Resilience, Infrastructure and Society
Although many strategies and policies have been advocated, either from the demand or supply aspect, to mitigate the traffic congestion, still, the problem remains to exist. A new perspective to visit the causes and to tackle this problem is urged. Extensive studies have revealed that the built environment can highly be associated with determining human spatial activities, especially automobile travel behaviors. Through travel behaviors, lead to the generation of traffic, which has an impact on traffic operation and control action. However, how the built environment directly influences the traffic performance (congestions and delays) have been rarely studied and lack of evidence.
In this context, this research aims to establish an in-depth understanding of the impacts of the built environment on traffic congestion at different spatial scales.
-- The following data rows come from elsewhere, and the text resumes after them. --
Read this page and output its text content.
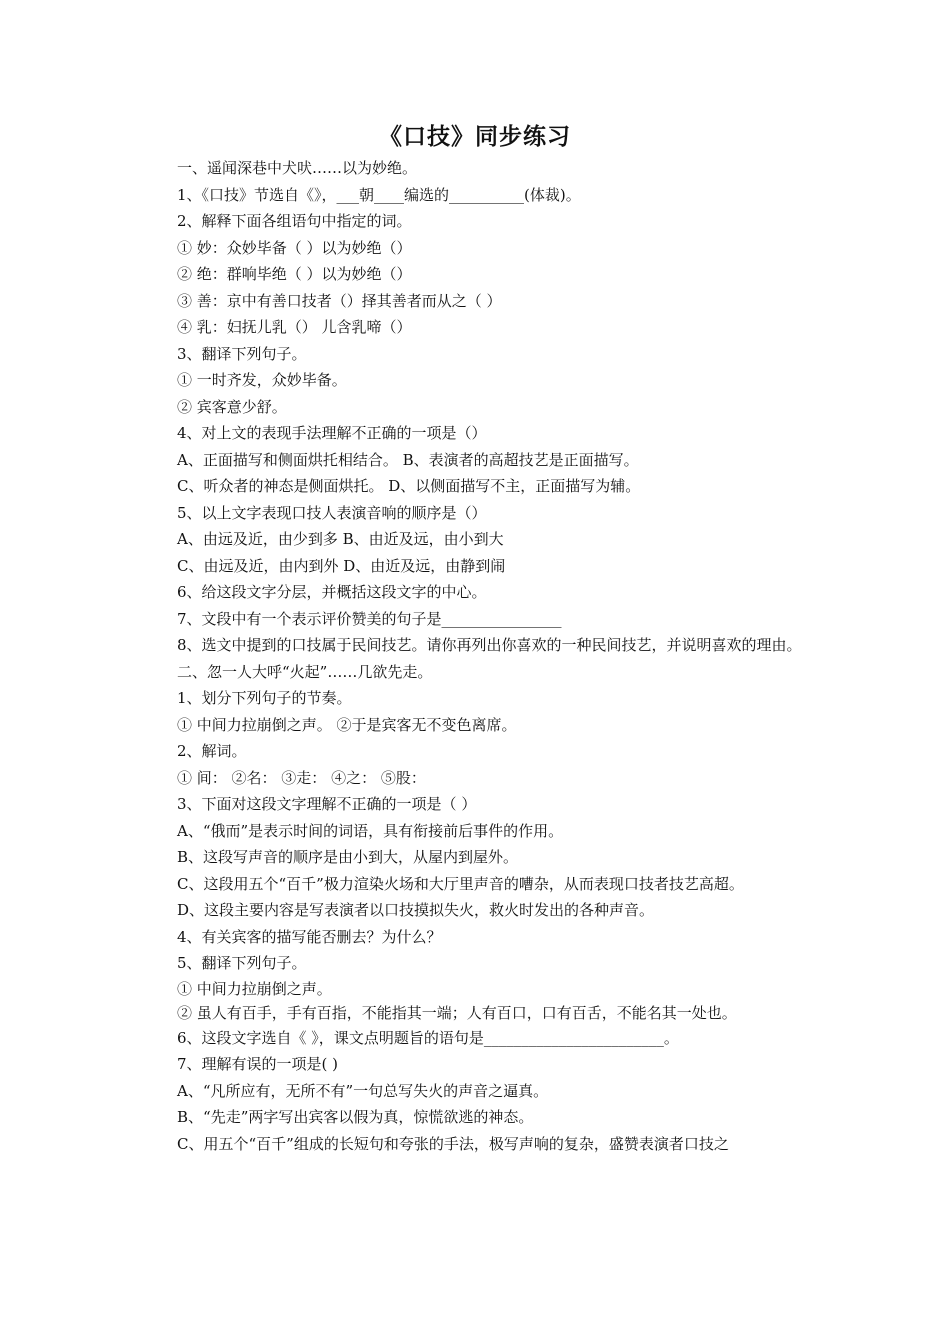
《口技》同步练习
一、遥闻深巷中犬吠……以为妙绝。
1、《口技》节选自《》，___朝____编选的__________(体裁)。
2、解释下面各组语句中指定的词。
① 妙：众妙毕备（ ）以为妙绝（）
② 绝：群响毕绝（ ）以为妙绝（）
③ 善：京中有善口技者（）择其善者而从之（ ）
④ 乳：妇抚儿乳（） 儿含乳啼（）
3、翻译下列句子。
① 一时齐发，众妙毕备。
② 宾客意少舒。
4、对上文的表现手法理解不正确的一项是（）
A、正面描写和侧面烘托相结合。 B、表演者的高超技艺是正面描写。
C、听众者的神态是侧面烘托。 D、以侧面描写不主，正面描写为辅。
5、以上文字表现口技人表演音响的顺序是（）
A、由远及近，由少到多 B、由近及远，由小到大
C、由远及近，由内到外 D、由近及远，由静到闹
6、给这段文字分层，并概括这段文字的中心。
7、文段中有一个表示评价赞美的句子是________________
8、选文中提到的口技属于民间技艺。请你再列出你喜欢的一种民间技艺，并说明喜欢的理由。
二、忽一人大呼“火起”……几欲先走。
1、划分下列句子的节奏。
① 中间力拉崩倒之声。 ②于是宾客无不变色离席。
2、解词。
① 间： ②名： ③走： ④之： ⑤股：
3、下面对这段文字理解不正确的一项是（ ）
A、“俄而”是表示时间的词语，具有衔接前后事件的作用。
B、这段写声音的顺序是由小到大，从屋内到屋外。
C、这段用五个“百千”极力渲染火场和大厅里声音的嘈杂，从而表现口技者技艺高超。
D、这段主要内容是写表演者以口技摸拟失火，救火时发出的各种声音。
4、有关宾客的描写能否删去？为什么？
5、翻译下列句子。
① 中间力拉崩倒之声。
② 虽人有百手，手有百指，不能指其一端；人有百口，口有百舌，不能名其一处也。
6、这段文字选自《 》，课文点明题旨的语句是________________________。
7、理解有误的一项是( )
A、“凡所应有，无所不有”一句总写失火的声音之逼真。
B、“先走”两字写出宾客以假为真，惊慌欲逃的神态。
C、用五个“百千”组成的长短句和夸张的手法，极写声响的复杂，盛赞表演者口技之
Trying to answer the questions as 1) What built environment features are most relevant to the change of traffic congestion? 2) To what extent the change of the built environment features (by considering geographical scale) causes a difference in the traffic congestion level. 3) How can urban mobility and accessibility be optimized and enhanced via manipulating the design of the built environment? To address the above issues, the objectives of this research are 1) To synthesize the critical built environment indicators that hold accountable for the differences in traffic performance between areas; 2) To quantify the relationship of the built environment in raising the traffic congestion at different spatial scales; 3) To inform the built environment policy framework towards optimized transport planning and management .
By knowing this relationship, the outcome of this research can help guide the design of the urban/transportation planning policy for urban sprawl controls and mobility enhancement from the beginning design of the land use and the infrastructure implementation plaN.